# How far will a swarm travel?



## rkereid (Dec 20, 2009)

There are honey bees in this country almost anywhere there are trees. You can catch swarms in your bait hives most places. If you have any old comb put it in there too. Now is the time in the mid Atlantic region to down south.

Good Luck


----------



## Adrian Quiney WI (Sep 14, 2007)

Jyawn, the answer to your post is maybe.... I've read here on Beesource that the more traps you have out the better. The only way to find out is to get that trap out and watch it. Good luck.


----------



## BoilerJim (Apr 15, 2011)

In researching this question here on Beesource I found that question has been asked several times. The answers ranged from 1/4 mile up to 6 miles.


----------



## gone2seed (Sep 18, 2011)

BoilerJim said:


> The answers ranged from 1/4 mile up to 6 miles.


Yeah,somewhere within that range so everyone was correct.Old fat mama coming out with the prime swarm won't go far but the afterswarms coming out with virgins head for the tall timber.


----------



## Intheswamp (Jul 5, 2011)

So how far do you thing the prime swarm might go?


----------



## Keth Comollo (Nov 4, 2011)

In his book on swarm research Dr. Seely found that bees would travel a few hundred yards to six miles. It is the quality of the new home (swarm trap) that seems to make them want to stay. If you have an apiary 2 miles down the road and there are 3 quality places for them to make a new hive between the apiary and your swarm trap your chances are slim. 

Bottom line is more traps equal more chances. Like fishing, the more lines in the water the more fish in the basket.
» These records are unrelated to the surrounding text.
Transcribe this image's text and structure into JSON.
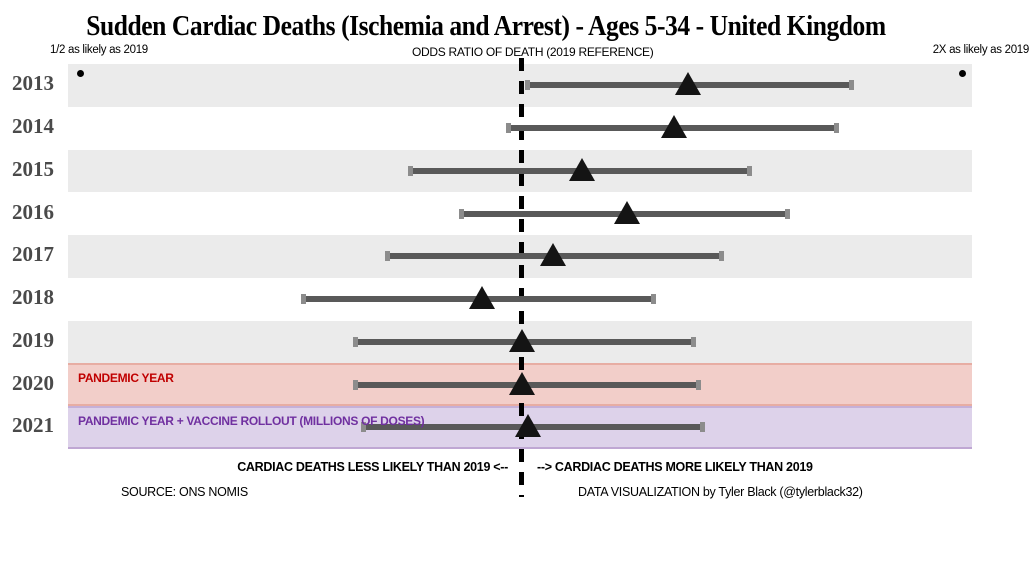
{
  "title": "Sudden Cardiac Deaths (Ischemia and Arrest) - Ages 5-34 - United Kingdom",
  "axis": {
    "left_label": "1/2 as likely as 2019",
    "center_label": "ODDS RATIO OF DEATH (2019 REFERENCE)",
    "right_label": "2X as likely as 2019"
  },
  "footer": {
    "less_likely": "CARDIAC DEATHS LESS LIKELY THAN 2019 <--",
    "more_likely": "--> CARDIAC DEATHS MORE LIKELY THAN 2019",
    "source": "SOURCE: ONS NOMIS",
    "credit": "DATA VISUALIZATION by Tyler Black (@tylerblack32)"
  },
  "colors": {
    "band_gray": "#ebebeb",
    "band_pink": "#f2cec9",
    "band_purple": "#ddd2ea",
    "pandemic_label": "#c00000",
    "vaccine_label": "#7030a0",
    "bar": "#595959",
    "cap": "#8c8c8c",
    "marker": "#141414",
    "year_label": "#4a4a4a",
    "dot": "#000000"
  },
  "chart_data": {
    "type": "scatter",
    "subtype": "forest-plot-odds-ratio",
    "title": "Sudden Cardiac Deaths (Ischemia and Arrest) - Ages 5-34 - United Kingdom",
    "xlabel": "ODDS RATIO OF DEATH (2019 REFERENCE)",
    "x_scale": "log2",
    "x_domain": [
      0.5,
      2.0
    ],
    "reference_year": "2019",
    "reference_dots": [
      0.5,
      2.0
    ],
    "grid": false,
    "legend": "none",
    "rows": [
      {
        "year": "2013",
        "or": 1.3,
        "low": 1.01,
        "high": 1.68,
        "band": "gray"
      },
      {
        "year": "2014",
        "or": 1.27,
        "low": 0.98,
        "high": 1.64,
        "band": "white"
      },
      {
        "year": "2015",
        "or": 1.1,
        "low": 0.84,
        "high": 1.43,
        "band": "gray"
      },
      {
        "year": "2016",
        "or": 1.18,
        "low": 0.91,
        "high": 1.52,
        "band": "white"
      },
      {
        "year": "2017",
        "or": 1.05,
        "low": 0.81,
        "high": 1.37,
        "band": "gray"
      },
      {
        "year": "2018",
        "or": 0.94,
        "low": 0.71,
        "high": 1.23,
        "band": "white"
      },
      {
        "year": "2019",
        "or": 1.0,
        "low": 0.77,
        "high": 1.31,
        "band": "gray"
      },
      {
        "year": "2020",
        "or": 1.0,
        "low": 0.77,
        "high": 1.32,
        "band": "pink",
        "row_label": "PANDEMIC YEAR",
        "row_label_color": "#c00000"
      },
      {
        "year": "2021",
        "or": 1.01,
        "low": 0.78,
        "high": 1.33,
        "band": "purple",
        "row_label": "PANDEMIC YEAR + VACCINE ROLLOUT (MILLIONS OF DOSES)",
        "row_label_color": "#7030a0"
      }
    ]
  }
}
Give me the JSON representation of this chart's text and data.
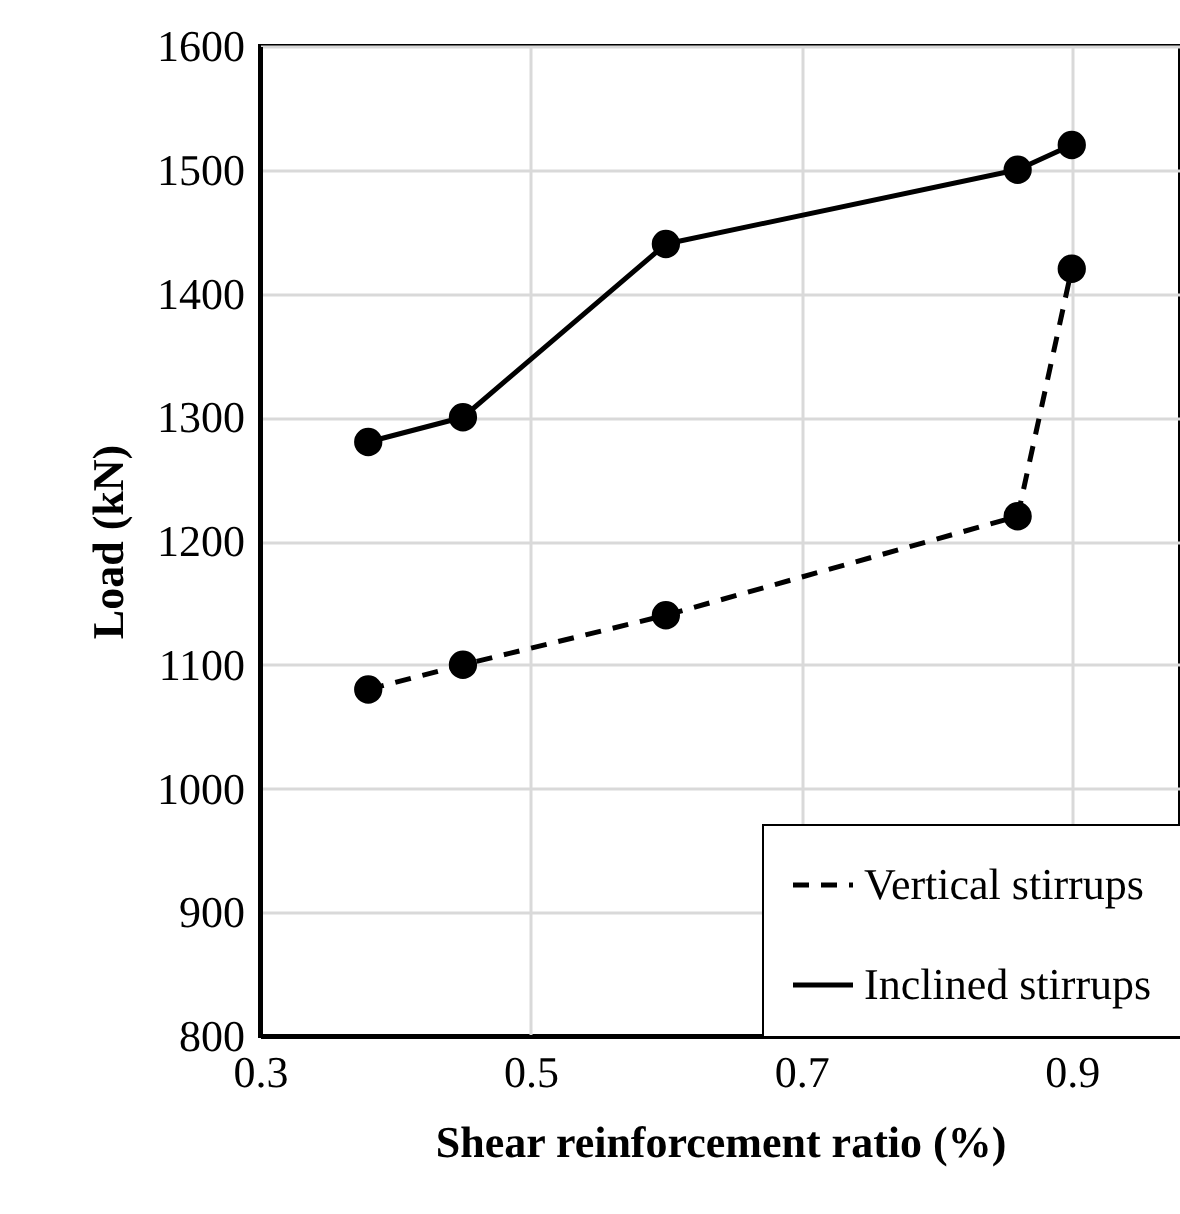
{
  "chart_data": {
    "type": "line",
    "xlabel": "Shear reinforcement ratio (%)",
    "ylabel": "Load (kN)",
    "xlim": [
      0.3,
      0.98
    ],
    "xticks": [
      0.3,
      0.5,
      0.7,
      0.9
    ],
    "ylim": [
      800,
      1600
    ],
    "yticks": [
      800,
      900,
      1000,
      1100,
      1200,
      1300,
      1400,
      1500,
      1600
    ],
    "grid": true,
    "legend": "bottom right",
    "marker": "circle",
    "series": [
      {
        "name": "Vertical stirrups",
        "color": "#000000",
        "line_style": "dashed",
        "x": [
          0.38,
          0.45,
          0.6,
          0.86,
          0.9
        ],
        "values": [
          1080,
          1100,
          1140,
          1220,
          1420
        ]
      },
      {
        "name": "Inclined stirrups",
        "color": "#000000",
        "line_style": "solid",
        "x": [
          0.38,
          0.45,
          0.6,
          0.86,
          0.9
        ],
        "values": [
          1280,
          1300,
          1440,
          1500,
          1520
        ]
      }
    ]
  }
}
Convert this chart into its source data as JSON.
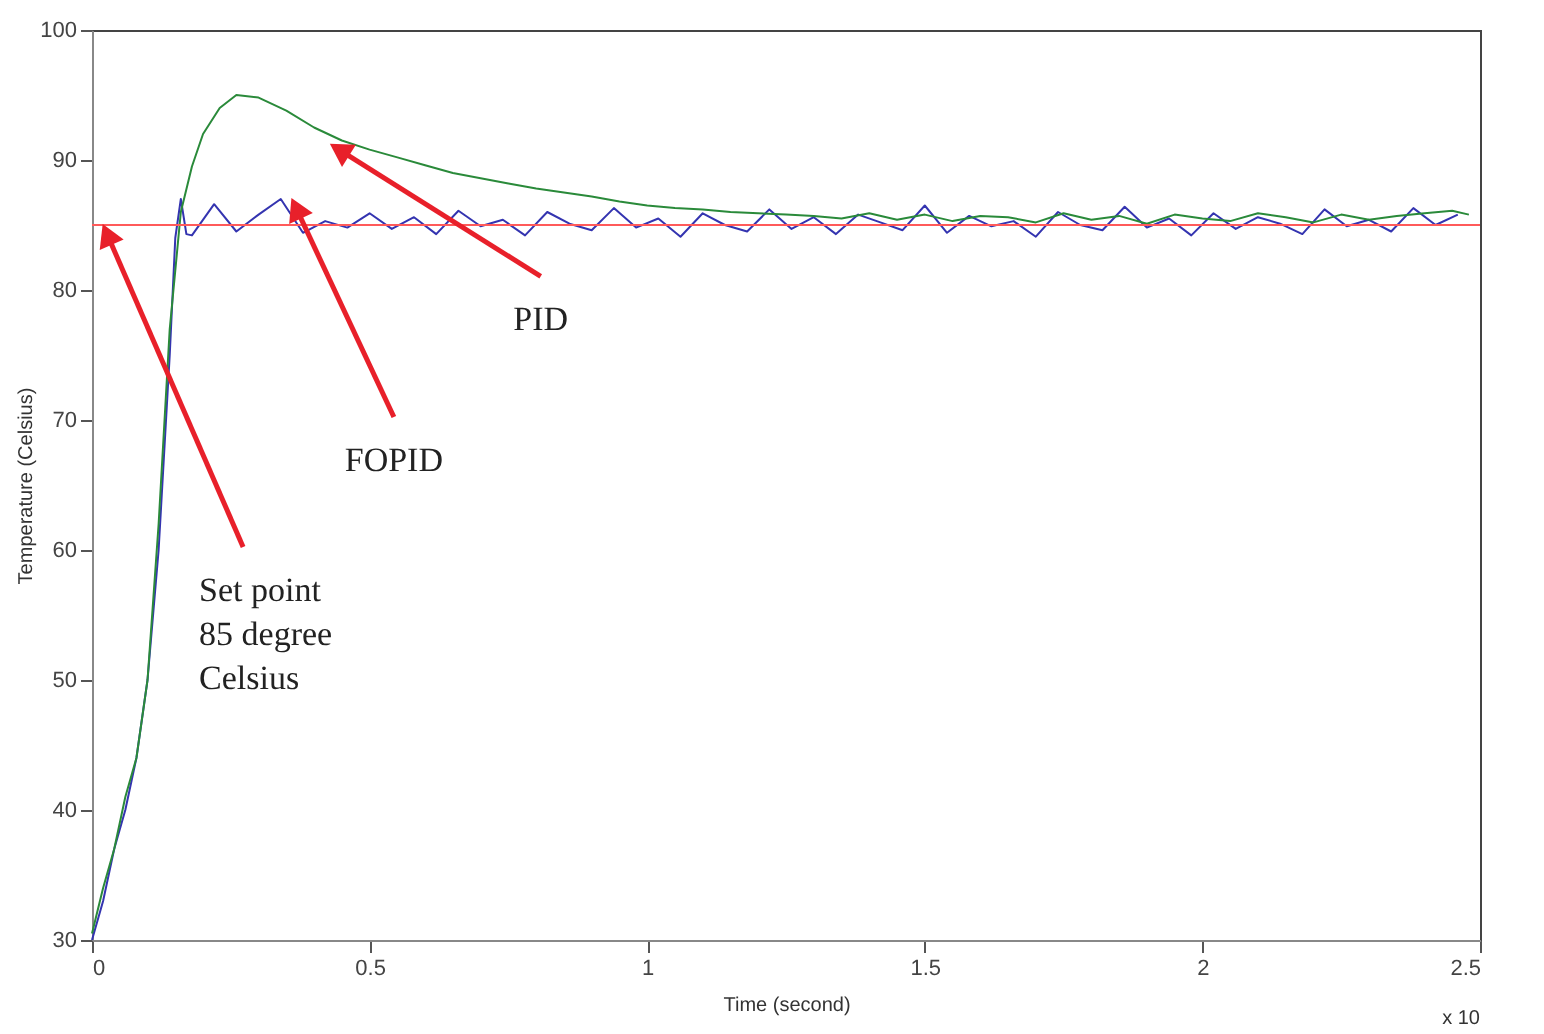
{
  "chart_data": {
    "type": "line",
    "xlabel": "Time (second)",
    "ylabel": "Temperature (Celsius)",
    "xlim": [
      0,
      2.5
    ],
    "xticks": [
      0,
      0.5,
      1,
      1.5,
      2,
      2.5
    ],
    "ylim": [
      30,
      100
    ],
    "yticks": [
      30,
      40,
      50,
      60,
      70,
      80,
      90,
      100
    ],
    "grid": false,
    "marker": "none",
    "line_style": "solid",
    "series": [
      {
        "color": "#3434b0",
        "x": [
          0,
          0.02,
          0.04,
          0.06,
          0.08,
          0.1,
          0.12,
          0.14,
          0.15,
          0.16,
          0.17,
          0.18,
          0.22,
          0.26,
          0.3,
          0.34,
          0.38,
          0.42,
          0.46,
          0.5,
          0.54,
          0.58,
          0.62,
          0.66,
          0.7,
          0.74,
          0.78,
          0.82,
          0.86,
          0.9,
          0.94,
          0.98,
          1.02,
          1.06,
          1.1,
          1.14,
          1.18,
          1.22,
          1.26,
          1.3,
          1.34,
          1.38,
          1.42,
          1.46,
          1.5,
          1.54,
          1.58,
          1.62,
          1.66,
          1.7,
          1.74,
          1.78,
          1.82,
          1.86,
          1.9,
          1.94,
          1.98,
          2.02,
          2.06,
          2.1,
          2.14,
          2.18,
          2.22,
          2.26,
          2.3,
          2.34,
          2.38,
          2.42,
          2.46
        ],
        "values": [
          30,
          33,
          37,
          40,
          44,
          50,
          60,
          75,
          84,
          87,
          84.3,
          84.2,
          86.6,
          84.5,
          85.8,
          87.0,
          84.4,
          85.3,
          84.8,
          85.9,
          84.7,
          85.6,
          84.3,
          86.1,
          84.9,
          85.4,
          84.2,
          86.0,
          85.1,
          84.6,
          86.3,
          84.8,
          85.5,
          84.1,
          85.9,
          85.0,
          84.5,
          86.2,
          84.7,
          85.6,
          84.3,
          85.8,
          85.2,
          84.6,
          86.5,
          84.4,
          85.7,
          84.9,
          85.3,
          84.1,
          86.0,
          85.0,
          84.6,
          86.4,
          84.8,
          85.5,
          84.2,
          85.9,
          84.7,
          85.6,
          85.1,
          84.3,
          86.2,
          84.9,
          85.4,
          84.5,
          86.3,
          85.0,
          85.8
        ]
      },
      {
        "color": "#2a8a3a",
        "x": [
          0,
          0.02,
          0.04,
          0.06,
          0.08,
          0.1,
          0.12,
          0.14,
          0.16,
          0.18,
          0.2,
          0.23,
          0.26,
          0.3,
          0.35,
          0.4,
          0.45,
          0.5,
          0.55,
          0.6,
          0.65,
          0.7,
          0.75,
          0.8,
          0.85,
          0.9,
          0.95,
          1.0,
          1.05,
          1.1,
          1.15,
          1.2,
          1.25,
          1.3,
          1.35,
          1.4,
          1.45,
          1.5,
          1.55,
          1.6,
          1.65,
          1.7,
          1.75,
          1.8,
          1.85,
          1.9,
          1.95,
          2.0,
          2.05,
          2.1,
          2.15,
          2.2,
          2.25,
          2.3,
          2.35,
          2.4,
          2.45,
          2.48
        ],
        "values": [
          30.5,
          34,
          37,
          41,
          44,
          50,
          62,
          77,
          86,
          89.5,
          92,
          94,
          95,
          94.8,
          93.8,
          92.5,
          91.5,
          90.8,
          90.2,
          89.6,
          89,
          88.6,
          88.2,
          87.8,
          87.5,
          87.2,
          86.8,
          86.5,
          86.3,
          86.2,
          86.0,
          85.9,
          85.8,
          85.7,
          85.5,
          85.9,
          85.4,
          85.8,
          85.3,
          85.7,
          85.6,
          85.2,
          85.9,
          85.4,
          85.7,
          85.1,
          85.8,
          85.5,
          85.3,
          85.9,
          85.6,
          85.2,
          85.8,
          85.4,
          85.7,
          85.9,
          86.1,
          85.8
        ]
      }
    ],
    "ref_lines": [
      {
        "axis": "y",
        "value": 85,
        "color": "#ff5a5a"
      }
    ],
    "annotations": [
      {
        "text": "PID",
        "x": 0.43,
        "y": 91.2
      },
      {
        "text": "FOPID",
        "x": 0.36,
        "y": 87
      },
      {
        "text": "Set point\n85 degree\nCelsius",
        "x": 0.02,
        "y": 85
      },
      "x 10"
    ]
  }
}
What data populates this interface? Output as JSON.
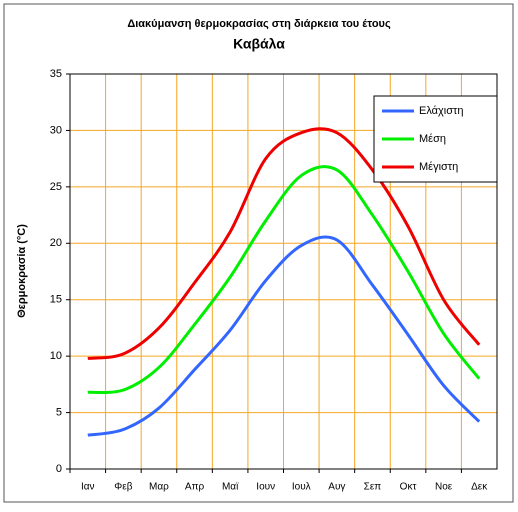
{
  "chart_data": {
    "type": "line",
    "title": "Διακύμανση θερμοκρασίας στη διάρκεια του έτους",
    "subtitle": "Καβάλα",
    "y_label": "Θερμοκρασία (°C)",
    "categories": [
      "Ιαν",
      "Φεβ",
      "Μαρ",
      "Απρ",
      "Μαϊ",
      "Ιουν",
      "Ιουλ",
      "Αυγ",
      "Σεπ",
      "Οκτ",
      "Νοε",
      "Δεκ"
    ],
    "series": [
      {
        "name": "Ελάχιστη",
        "color": "#3366ff",
        "values": [
          3.0,
          3.5,
          5.4,
          8.8,
          12.3,
          16.7,
          19.8,
          20.3,
          16.3,
          11.9,
          7.4,
          4.2
        ]
      },
      {
        "name": "Μέση",
        "color": "#00ee00",
        "values": [
          6.8,
          7.0,
          9.0,
          12.8,
          17.0,
          22.0,
          26.0,
          26.5,
          22.5,
          17.5,
          12.0,
          8.0
        ]
      },
      {
        "name": "Μέγιστη",
        "color": "#ee0000",
        "values": [
          9.8,
          10.2,
          12.5,
          16.5,
          21.0,
          27.5,
          29.8,
          29.8,
          26.5,
          21.5,
          15.0,
          11.0
        ]
      }
    ],
    "ylim": [
      0,
      35
    ],
    "yticks": [
      0,
      5,
      10,
      15,
      20,
      25,
      30,
      35
    ],
    "grid": true,
    "grid_color": "#f5a623",
    "legend": "upper right"
  }
}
I have ten traps deployed over a very large area of southern Vermont. Too early for us here but they are sitting there and ready. Fishing!


----------



## beemandan (Dec 5, 2005)

I’ve watched a prime swarm leave the limb of a tree and fly away…out of sight. Over a mile. On the other hand I’ve seen them move into some old equipment that was stacked less than 300 ft from the parent hive.


----------



## JYawn (Dec 6, 2011)

So it seems like there isn't a predictable "Zone".... but what I'm hearing is good. I live right up next to a small mountain ridge so I'm sure the bees are coming from the woods in the area. Hopefully I'll catch some.... If not I've still got a package on the way in early May.


----------



## Michael Bush (Aug 2, 2002)

I would say a quarter mile is most likely. Within 1 1/2 miles is next as they seem to know that area well. It would drop off from there with 6 miles not unheard of.


----------



## Cox89XJ (Jun 21, 2011)

The swarm I got on the 27th of March was only about 70 feet from the parent hive. Like mentioned above, the big fat mama didn't go far. I hope she is more satisfied in her new home than she was in the other hive. She had some pretty mean off springs. Last fall they were not mean at all, but for the past few weeks my little black dog could not get within 30 feet of the hive without them getting after her. Maybe skunks have been bothering them? By the way, they didn't like my black Farmall cap either. I had to stop wearing it when close to the hives.


----------



## Michael Bush (Aug 2, 2002)

I've seem them move next door a few inches away... but 1/4 mile is the most typical distance...


----------



## enchplant (Apr 10, 2011)

From what I have observed with swarms, they seem to come out of the original hive and then settle on a bush or a tree. Then they start selecting sites. I don't think they fly out of the original hive and fly directly to the new location they are going to move in to. When I read Seeley's amazing book 'Honeybee Democracy' he talks about that voting process where scout bees come back to the swarm with suggested sites to inhabit and do their dance on the surface of the swarm blob. Then more scouts follow those directions and go check it out until finally there is consensus as to which site gets the most votes.


----------